Professor Dora Nkem Akunyili, Minister of Information and Communications has said Babalola’s claims did not reflect the true position of the Corporation.

Babalola had told the Federation Accounts Allocation Committee, FAAC, that NNPC was unable to pay FAAC an outstanding N450 billion in unremitted crude oil receipts. Neither the statement, nor NNPC’s admission of its inability to pay was new. The debt had been outstanding for years and could have topped N450 billion.

“NNPC is insolvent as current liabilities exceed current assets,” Babalola told FAAC. “NNPC is incapable of repaying the N450 billion owed to the Federation Account unless it is reimbursed the N1.156 trillion (in subsidies) it has requested from the Federal Ministry of Finance”.

Professor Akunyili laboured to limit what government considered an embarrassment. “NNPC is not insolvent. Given the nature of NNPC, there are regular transactions between Federal Government and NNPC and as a result there are always outstanding balances between the Corporation and the Federal Government”.
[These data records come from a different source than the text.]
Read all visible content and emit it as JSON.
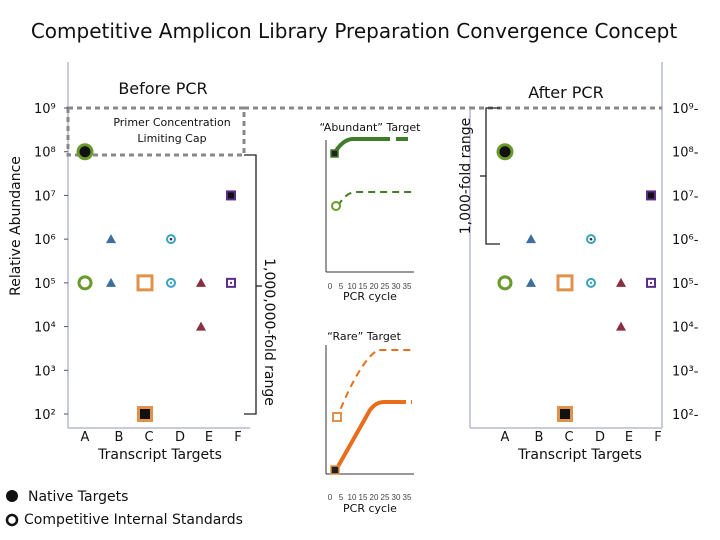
{
  "title": "Competitive Amplicon Library Preparation Convergence Concept",
  "y_axis_label": "Relative Abundance",
  "before": {
    "heading": "Before PCR",
    "cap_label_line1": "Primer Concentration",
    "cap_label_line2": "Limiting Cap",
    "range_label": "1,000,000-fold range"
  },
  "after": {
    "heading": "After PCR",
    "range_label": "1,000-fold range"
  },
  "ticks": [
    "10⁹",
    "10⁸",
    "10⁷",
    "10⁶",
    "10⁵",
    "10⁴",
    "10³",
    "10²"
  ],
  "ticks_right": [
    "10⁹-",
    "10⁸-",
    "10⁷-",
    "10⁶-",
    "10⁵-",
    "10⁴-",
    "10³-",
    "10²-"
  ],
  "categories": [
    "A",
    "B",
    "C",
    "D",
    "E",
    "F"
  ],
  "x_axis_label": "Transcript Targets",
  "insets": {
    "abundant_label": "“Abundant” Target",
    "rare_label": "“Rare” Target",
    "x_ticks": [
      "0",
      "5",
      "10",
      "15",
      "20",
      "25",
      "30",
      "35"
    ],
    "x_label": "PCR cycle"
  },
  "legend": {
    "native": "Native Targets",
    "competitive": "Competitive Internal Standards"
  },
  "colors": {
    "A": "#6a9a2c",
    "B": "#3d6e9e",
    "C": "#e0914a",
    "D": "#39a3c4",
    "E": "#8a2f3f",
    "F": "#5b2d8a",
    "abundant": "#3f7d2a",
    "rare": "#e86e1c"
  },
  "chart_data": {
    "type": "scatter",
    "categories": [
      "A",
      "B",
      "C",
      "D",
      "E",
      "F"
    ],
    "y_scale": "log",
    "ylim": [
      100,
      1000000000
    ],
    "before_pcr": {
      "native": [
        100000000,
        1000000,
        100,
        1000000,
        10000,
        10000000
      ],
      "competitive": [
        100000,
        100000,
        100000,
        100000,
        100000,
        100000
      ]
    },
    "after_pcr": {
      "native": [
        100000000,
        1000000,
        100,
        1000000,
        10000,
        10000000
      ],
      "competitive": [
        100000,
        100000,
        100000,
        100000,
        100000,
        100000
      ]
    }
  }
}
Olusegun Aganga, Minister of Finance added, “We have so many different transactions between the NNPC and the Federal Government, in some form of the balances it maybe a daily balance and in another it may be a trade balance, you need to make all of these things up. If you are worried about NNPC that is a different matter”. 

None of the refutals said when the Federal Ministry of Finance would reimburse the NNPC. None mentioned the fact that the NNPC claims were still disputed, since they were unbudgeted expenses and grossly violated existing government financial regulations.

What is the whole panic about? If NNPC is not broke why does it not pay the N450 billion debt to FAAC? The issue is not NNPC’s financial status. It is about government’s flagrant abuses of the Constitution and support for its agencies like the NNPC to follow the bad examples.

The NNPC leads in refusing to remit earnings to the Federation Account.

Section 80 of the Constitution is explicit on the matter. (1) All revenues or other moneys raised or received by the Federation (not being revenues or other moneys payable under this Constitution or any Act of the National Assembly into any other public fund of the Federation established for a specific purpose) shall be paid into and form one Consolidated Revenue Fund of the Federation.

(2) No moneys shall be withdrawn from the Consolidated Revenue Fund of the Federation except to meet expenditure that is charged upon the fund by this Constitution or where the issue of those moneys has been authorised by an Appropriation Act, Supplementary Appropriation Act or an Act passed in pursuance of Section 81 of this Constitution.

(3) No moneys shall be withdrawn from any public fund of the Federation, other than the Consolidated Revenue Fund of the Federation, unless the issue of those moneys has been authorised by an Act of the National Assembly.

(4) No moneys shall be withdrawn from the Consolidated Revenue Fund or any other public fund of the Federation, except in the manner prescribed by the National Assembly.

Arguments that NNPC used the money to subsidise import of petroleum products or repair pipelines are obtuse. They do not absolve NNPC of spending unbudgeted money.

Worse still, the money in question belongs to the three tiers of government  federal, state and local government. NNPC as a federal government agency cannot spend money that belongs to other tiers of government, and not even federal money, if it is not allocated to it.

The panic over the financial status of the NNPC is a ruse to allow the Corporation to continue operating above the Constitution, as it has for years. The silence of the National Assembly attests to its acquiescence to the violation.

We are not worried about the NNPC. We are worried about government’s unwillingness to embrace transparency in its dealings.